The wealthiest on earth.
The latest Credit-Suisse Global Wealth report says in terms of median wealth, Australia (USD $191,453) has overtaken Switzerland into first place.
Australia’s (mean) wealth per adult in 2018 is USD $411,060, the second-highest in the world after Switzerland.
Household wealth in Australia grew at a fast pace between 2000 and 2012 in US dollar terms, except for a short interruption in 2008. The average annual growth rate of wealth per adult was 12%, with about half due to exchange-rate appreciation against the US dollar. The exchange-rate effect went into reverse for three years after 2012 and, like other resource-rich countries, Australia was badly hit by sagging commodity prices.
Of note, the report states that the composition of household wealth in Australia is heavily skewed toward non-financial assets, which average USD 304,500, and form 60% of gross assets. The high level of real assets partly reflects a large endowment of land and natural resources relative to population, but also results from high property prices in the largest cities. While financial assets are just 40% of total assets, they are also high on average, in part reflecting Australia’s mandatory superannuation system, which generates strong pension wealth. Average debt amounts to 19% of gross assets.
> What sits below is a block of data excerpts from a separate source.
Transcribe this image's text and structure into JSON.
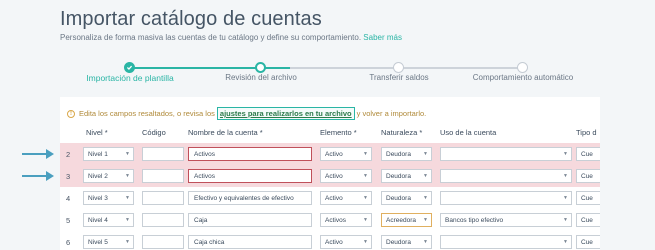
{
  "page": {
    "title": "Importar catálogo de cuentas",
    "subtitle": "Personaliza de forma masiva las cuentas de tu catálogo y define su comportamiento.",
    "subtitle_link": "Saber más"
  },
  "stepper": {
    "steps": [
      {
        "label": "Importación de plantilla",
        "state": "done"
      },
      {
        "label": "Revisión del archivo",
        "state": "current"
      },
      {
        "label": "Transferir saldos",
        "state": "pending"
      },
      {
        "label": "Comportamiento automático",
        "state": "pending"
      }
    ],
    "accent": "#2ab5a5"
  },
  "notice": {
    "before": "Edita los campos resaltados, o revisa los",
    "link": "ajustes para realizarlos en tu archivo",
    "after": "y volver a importarlo."
  },
  "table": {
    "headers": {
      "nivel": "Nivel *",
      "codigo": "Código",
      "nombre": "Nombre de la cuenta *",
      "elemento": "Elemento *",
      "naturaleza": "Naturaleza *",
      "uso": "Uso de la cuenta",
      "tipo": "Tipo d"
    },
    "rows": [
      {
        "num": "2",
        "nivel": "Nivel 1",
        "codigo": "",
        "nombre": "Activos",
        "elemento": "Activo",
        "naturaleza": "Deudora",
        "uso": "",
        "tipo": "Cue",
        "error": true
      },
      {
        "num": "3",
        "nivel": "Nivel 2",
        "codigo": "",
        "nombre": "Activos",
        "elemento": "Activo",
        "naturaleza": "Deudora",
        "uso": "",
        "tipo": "Cue",
        "error": true
      },
      {
        "num": "4",
        "nivel": "Nivel 3",
        "codigo": "",
        "nombre": "Efectivo y equivalentes de efectivo",
        "elemento": "Activo",
        "naturaleza": "Deudora",
        "uso": "",
        "tipo": "Cue",
        "error": false
      },
      {
        "num": "5",
        "nivel": "Nivel 4",
        "codigo": "",
        "nombre": "Caja",
        "elemento": "Activos",
        "naturaleza": "Acreedora",
        "uso": "Bancos tipo efectivo",
        "tipo": "Cue",
        "error": false
      },
      {
        "num": "6",
        "nivel": "Nivel 5",
        "codigo": "",
        "nombre": "Caja chica",
        "elemento": "Activo",
        "naturaleza": "Deudora",
        "uso": "",
        "tipo": "Cue",
        "error": false
      }
    ],
    "error_color": "#f6d9dd"
  }
}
High average wealth is combined with relatively low wealth inequality in Australia.
The Gini coefficient is just 66% and only 6% of Australians have net worth below USD 10,000.
The latter figure compares with 18% in the United Kingdom and 28% in the United States.
The high average wealth boosts representation at high wealth levels, despite the low inequality. The proportion of those with wealth above USD 100,000, at 67%, is the fourth-highest of any country, and about seven times the world average.
With 1,596,000 people in the top 1% of global wealth holders, Australia accounts for 3.2% of this top slice, despite being home to just 0.4% of the world’s adult population.